No se trata solo de precisión académica: si se llama fascismo a todo, el concepto se vacía y se pierden herramientas para entender lo específico de las derechas actuales. Esto no implica desestimar su peligrosidad. Por el contrario, se propone afinar la crítica, no suavizarla. El fascismo, en este terreno, no es una categoría moral, sino un concepto histórico. No llamar fascista al gobierno de Milei no significa minimizarlo, sino nombrar mejor sus características y amenazas concretas.
Sin embargo, en artículos e intervenciones planteaste que, aunque las extremas derechas no se ajustan a la definición histórica del fascismo, hay que pensar los usos de “fascismo” en distintos niveles. ¿Cuáles son?
Así es, Ezequiel.

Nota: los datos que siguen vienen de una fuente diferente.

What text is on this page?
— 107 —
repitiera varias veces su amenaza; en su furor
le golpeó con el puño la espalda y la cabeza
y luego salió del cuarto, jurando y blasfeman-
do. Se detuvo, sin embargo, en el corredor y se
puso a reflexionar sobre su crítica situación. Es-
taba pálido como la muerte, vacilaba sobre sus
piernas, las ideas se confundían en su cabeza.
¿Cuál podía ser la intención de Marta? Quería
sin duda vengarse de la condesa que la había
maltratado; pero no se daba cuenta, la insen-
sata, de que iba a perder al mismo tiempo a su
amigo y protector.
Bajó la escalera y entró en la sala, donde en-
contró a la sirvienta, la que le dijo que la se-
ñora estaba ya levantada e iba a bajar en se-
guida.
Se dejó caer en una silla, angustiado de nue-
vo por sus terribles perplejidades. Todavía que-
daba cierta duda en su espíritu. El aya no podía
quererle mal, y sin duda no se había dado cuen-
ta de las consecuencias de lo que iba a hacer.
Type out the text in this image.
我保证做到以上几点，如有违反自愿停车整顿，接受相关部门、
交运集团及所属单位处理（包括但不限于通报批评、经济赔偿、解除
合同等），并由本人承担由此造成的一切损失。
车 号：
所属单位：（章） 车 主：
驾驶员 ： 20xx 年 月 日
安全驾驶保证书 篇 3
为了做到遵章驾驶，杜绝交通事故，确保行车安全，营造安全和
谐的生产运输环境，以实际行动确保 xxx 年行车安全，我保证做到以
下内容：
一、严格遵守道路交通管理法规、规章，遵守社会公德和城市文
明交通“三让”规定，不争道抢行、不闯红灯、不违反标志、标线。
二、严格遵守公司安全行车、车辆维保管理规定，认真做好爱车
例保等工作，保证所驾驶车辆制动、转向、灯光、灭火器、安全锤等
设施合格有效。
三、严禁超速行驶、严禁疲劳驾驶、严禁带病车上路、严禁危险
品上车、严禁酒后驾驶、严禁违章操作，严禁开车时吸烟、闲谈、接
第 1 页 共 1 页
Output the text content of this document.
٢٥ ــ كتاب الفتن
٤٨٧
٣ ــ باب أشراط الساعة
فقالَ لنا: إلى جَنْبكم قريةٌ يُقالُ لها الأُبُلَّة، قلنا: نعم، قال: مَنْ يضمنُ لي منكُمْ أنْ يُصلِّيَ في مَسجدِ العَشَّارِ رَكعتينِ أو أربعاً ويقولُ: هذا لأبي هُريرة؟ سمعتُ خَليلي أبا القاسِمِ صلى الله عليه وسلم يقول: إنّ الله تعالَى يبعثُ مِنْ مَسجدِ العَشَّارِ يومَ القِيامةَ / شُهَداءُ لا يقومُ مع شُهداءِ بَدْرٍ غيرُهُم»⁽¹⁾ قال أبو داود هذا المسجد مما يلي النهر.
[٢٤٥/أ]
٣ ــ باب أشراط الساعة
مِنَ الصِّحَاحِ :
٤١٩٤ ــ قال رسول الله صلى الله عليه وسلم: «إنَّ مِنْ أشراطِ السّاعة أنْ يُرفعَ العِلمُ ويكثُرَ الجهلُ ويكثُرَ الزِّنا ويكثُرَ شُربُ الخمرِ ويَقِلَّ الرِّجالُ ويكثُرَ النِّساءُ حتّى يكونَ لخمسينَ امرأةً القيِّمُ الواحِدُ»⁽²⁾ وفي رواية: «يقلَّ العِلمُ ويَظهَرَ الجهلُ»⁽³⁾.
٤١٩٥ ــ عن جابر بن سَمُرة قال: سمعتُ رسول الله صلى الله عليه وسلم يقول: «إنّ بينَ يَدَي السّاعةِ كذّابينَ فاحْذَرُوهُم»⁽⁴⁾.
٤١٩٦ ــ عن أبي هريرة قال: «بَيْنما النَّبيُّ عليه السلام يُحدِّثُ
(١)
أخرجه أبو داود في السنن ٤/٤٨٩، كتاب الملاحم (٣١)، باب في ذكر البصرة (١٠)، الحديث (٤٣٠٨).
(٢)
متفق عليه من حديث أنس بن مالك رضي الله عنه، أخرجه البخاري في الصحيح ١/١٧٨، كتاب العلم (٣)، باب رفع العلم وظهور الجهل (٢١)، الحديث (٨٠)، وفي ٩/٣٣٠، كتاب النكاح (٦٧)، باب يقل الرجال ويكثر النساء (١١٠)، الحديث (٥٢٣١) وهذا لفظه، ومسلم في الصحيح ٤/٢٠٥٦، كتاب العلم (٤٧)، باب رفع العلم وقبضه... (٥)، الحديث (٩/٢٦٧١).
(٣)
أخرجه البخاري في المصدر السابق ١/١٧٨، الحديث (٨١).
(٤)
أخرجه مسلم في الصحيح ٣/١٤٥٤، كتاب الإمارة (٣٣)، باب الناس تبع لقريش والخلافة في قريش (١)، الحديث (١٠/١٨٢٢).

En cierta tensión y debate con algunos colegas y amigos, creo que si bien estas derechas no son fascistas, los que nos dedicamos a analizar también tenemos que pensar en la existencia de niveles de discursividad distintos. Fijate que el mismo Kershaw lo plantea. En su libro La dictadura nazi reconoce que conceptos como “fascismo” o “totalitarismo” tienen una doble vida. Por un lado, son herramientas analíticas para clasificar regímenes; por otro, funcionan como etiquetas políticas cargadas de sentido. Es muy difícil separar esos dos planos. En la práctica política, las categorías no solo describen: también movilizan, ordenan el campo de disputa y funcionan como signos de alerta. Es decir, adquieren dimensiones morales y simbólicas diferentes por el terreno en el que se los moviliza y utiliza.
¿Y cómo opera el término ahora? ¿Por qué vuelve?
Creo que el uso de “fascismo” en el discurso público opera más como una señal política y como una alarma moral que como una definición analítica. Al mismo tiempo, funciona o se pone en juego como un concepto que se cree útil para aglutinar fuerzas y voluntades contra un enemigo común. Algo similar ocurre con el término “antifascismo”. A lo largo del siglo XX y XXI, esa consigna no solo se utilizó para enfrentar al fascismo histórico, sino para desafiar a distintas derechas autoritarias, no necesariamente fascistas. En Inglaterra, en 1936, miles salieron a frenar en las calles al movimiento de Oswald Mosley que, aunque se proclamaba fascista, no lo era todavía en un sentido estricto. Entonces, el antifascismo funcionó como el paraguas que se abre antes de que se largue a llover. Durante años, el concepto operó como una categoría aglutinante, al punto que sobrevivió al propio fascismo. Desde Antifaschistische Aktion en Alemania en los 80 hasta Antifa en Estados Unidos, organizaciones retomaron ese legado para enfrentar nuevas derechas, aunque no sean fascismos estrictos.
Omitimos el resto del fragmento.